In the beginning of this week, we split into two groups. I formed a group with Megumi, Marta, Peetu and Behnaz. We started by taking apart last years student projects, and started ideating ours. The machine that we decided to build is a fruit peeler called FabPeel.
The idea for the project came from the FabLab staff had suggested that we build a mini lathe. Megumi liked the idea, and suggested that we simplify the idea a bit but use the same principle for movement --> A fruit is attached to a rotating stick that moves to one direction. When it meets our attached blade, the skin is removed.
We started by looking at videos from Youtube about different projects people had made, trying to figure out how the project would work.
The next week days we were working really closely together as a group, building the machine, figuring out the kinks and brainstorming about how each part of the machine should move and work. All took part very enthusiastically and it was a really nice experience collaborating on this one. It was nice to see how we all had our own strenghts to contribute to this project.
Brainstorming on the first week...
figuring out the timetable for building, the functionality we need to add
very rough prototyping with the ready parts
In the following days, the machine started to come together while everyone was pitching in. I cut the first version of the blade we used, and collaborated with others while thinking about how it should be attached to the frame.
We tested it manually, and all seemed to be in order. Every part was moving as it should, even though the blade of the peeler was taking out bigger chunks than it was supposed to.
On this first week I also ideated and created a logo for our machine, worked with InkScape to prepare the file so that it could be printed into stickers, and then cut out the stickers using our vinylcutter. The process for InkScape and vinyl cutter are explained on my W4 documentation
During the second week we then needed to make the machine work automatically. Marta was taking the lead in this phase, programming the motors, and trying to get them to work as she had most experience. Others were doing some odd jobs for the machine, taking pictures and trying to document the process.
Here is Marta's programming setup:
I was present on all groupwork days also on week2, and tried to pitch in where I could, but I was left with a nagging feeling that I could not contribute enough, especially when I saw how hard Martha was working on our collaborative project.

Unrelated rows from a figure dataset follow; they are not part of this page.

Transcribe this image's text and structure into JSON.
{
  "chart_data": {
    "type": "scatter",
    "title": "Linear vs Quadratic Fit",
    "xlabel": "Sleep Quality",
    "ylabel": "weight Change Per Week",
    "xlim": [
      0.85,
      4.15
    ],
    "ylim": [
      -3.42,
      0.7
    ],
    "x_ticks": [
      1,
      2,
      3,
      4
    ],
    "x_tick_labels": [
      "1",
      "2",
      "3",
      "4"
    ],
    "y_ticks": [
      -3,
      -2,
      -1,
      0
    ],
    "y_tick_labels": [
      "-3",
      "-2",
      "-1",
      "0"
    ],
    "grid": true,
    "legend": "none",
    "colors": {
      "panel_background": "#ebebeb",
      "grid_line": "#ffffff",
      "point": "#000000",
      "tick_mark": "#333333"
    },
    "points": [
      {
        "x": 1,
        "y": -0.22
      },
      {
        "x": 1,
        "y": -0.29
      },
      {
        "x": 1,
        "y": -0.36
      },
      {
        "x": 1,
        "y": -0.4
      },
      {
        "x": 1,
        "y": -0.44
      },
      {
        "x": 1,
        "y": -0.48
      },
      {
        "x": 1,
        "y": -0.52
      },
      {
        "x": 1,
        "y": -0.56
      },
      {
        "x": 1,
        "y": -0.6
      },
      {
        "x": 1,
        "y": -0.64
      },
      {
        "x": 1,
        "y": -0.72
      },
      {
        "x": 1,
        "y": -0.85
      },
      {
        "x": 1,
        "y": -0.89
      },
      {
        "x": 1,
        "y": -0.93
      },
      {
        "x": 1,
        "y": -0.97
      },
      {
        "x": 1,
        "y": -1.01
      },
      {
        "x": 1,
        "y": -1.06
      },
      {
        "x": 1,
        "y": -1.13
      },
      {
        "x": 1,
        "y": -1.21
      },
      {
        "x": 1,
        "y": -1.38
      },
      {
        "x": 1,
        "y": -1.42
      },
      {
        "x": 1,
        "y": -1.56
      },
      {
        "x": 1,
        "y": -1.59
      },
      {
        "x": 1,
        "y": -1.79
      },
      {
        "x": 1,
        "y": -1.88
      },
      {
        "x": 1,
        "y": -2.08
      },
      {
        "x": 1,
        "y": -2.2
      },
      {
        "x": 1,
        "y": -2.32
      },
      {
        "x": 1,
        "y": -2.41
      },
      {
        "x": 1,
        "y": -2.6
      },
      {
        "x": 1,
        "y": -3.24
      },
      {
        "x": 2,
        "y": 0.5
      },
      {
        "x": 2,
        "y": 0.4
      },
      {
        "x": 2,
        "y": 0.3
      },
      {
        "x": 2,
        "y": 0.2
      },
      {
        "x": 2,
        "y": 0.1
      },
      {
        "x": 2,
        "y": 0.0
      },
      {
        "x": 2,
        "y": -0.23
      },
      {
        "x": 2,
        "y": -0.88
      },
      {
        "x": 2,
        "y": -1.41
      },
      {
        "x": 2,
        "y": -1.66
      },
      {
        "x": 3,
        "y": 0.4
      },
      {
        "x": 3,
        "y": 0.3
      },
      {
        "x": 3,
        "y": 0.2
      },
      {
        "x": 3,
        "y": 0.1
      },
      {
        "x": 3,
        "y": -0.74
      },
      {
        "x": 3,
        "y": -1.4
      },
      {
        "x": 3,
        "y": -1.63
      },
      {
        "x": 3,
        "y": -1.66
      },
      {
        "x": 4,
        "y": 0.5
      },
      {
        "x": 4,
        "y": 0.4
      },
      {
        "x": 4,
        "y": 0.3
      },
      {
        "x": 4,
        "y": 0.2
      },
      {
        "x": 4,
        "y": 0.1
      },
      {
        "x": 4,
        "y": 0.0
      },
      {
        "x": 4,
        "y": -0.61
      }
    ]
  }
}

SHe kindly tried to reassure me that the programming part was something where more cooks does not make a better end result. I am quite certain that is the case, especially if the other cooks do not have much experience.
As for me, the only concrete design step this week was to build us the slide that would present our machine. So I collected our images, and went throught our documentation to summarize the main funtionalites - and did some sketching about how to best present what our machine does, and what we did during the couple of weeks.
Here is a video of the whole process:
- Week 1: Participated in all project days as a part of a group, took part by ideating, building, documenting the FabPeel. Did the first version of the blade, designed the logo for the work and cut it out using the vinyl cutter.
- Week 2: Participated in all project days as a part of a group, took part mainly by standing around and hovering, trying to look busy while Marta was coding - Testing, jiggling with the machine. No bigger design tasks except gathering photographs of the process, summarizing the functionality of the machine and doing the slide for the final presentation. Used the time to troubleshoot my output week board which was not fuctioning.
Here are the files for the logo:
- The original logo image
- logo svg file
Here is the first version of the slide
And the final slide used
- The mechanical design week was really much fun, and the time flew by with all of us collaborating.
- The machine building week just flew by. Marta took charge of the programming part as she had the skillset needed, but that must have put her under a lot of pressure. I felt that a lot of the time the others were just hovering by, hoping we could do something, coming up with odd jobs and trying to look busy. Or maybe it was just me.
- In the next rotations of the course, it might be better for the local instructors to divide the students into groups - so that in both teams there would be more people who can contribute to the programming part of the task.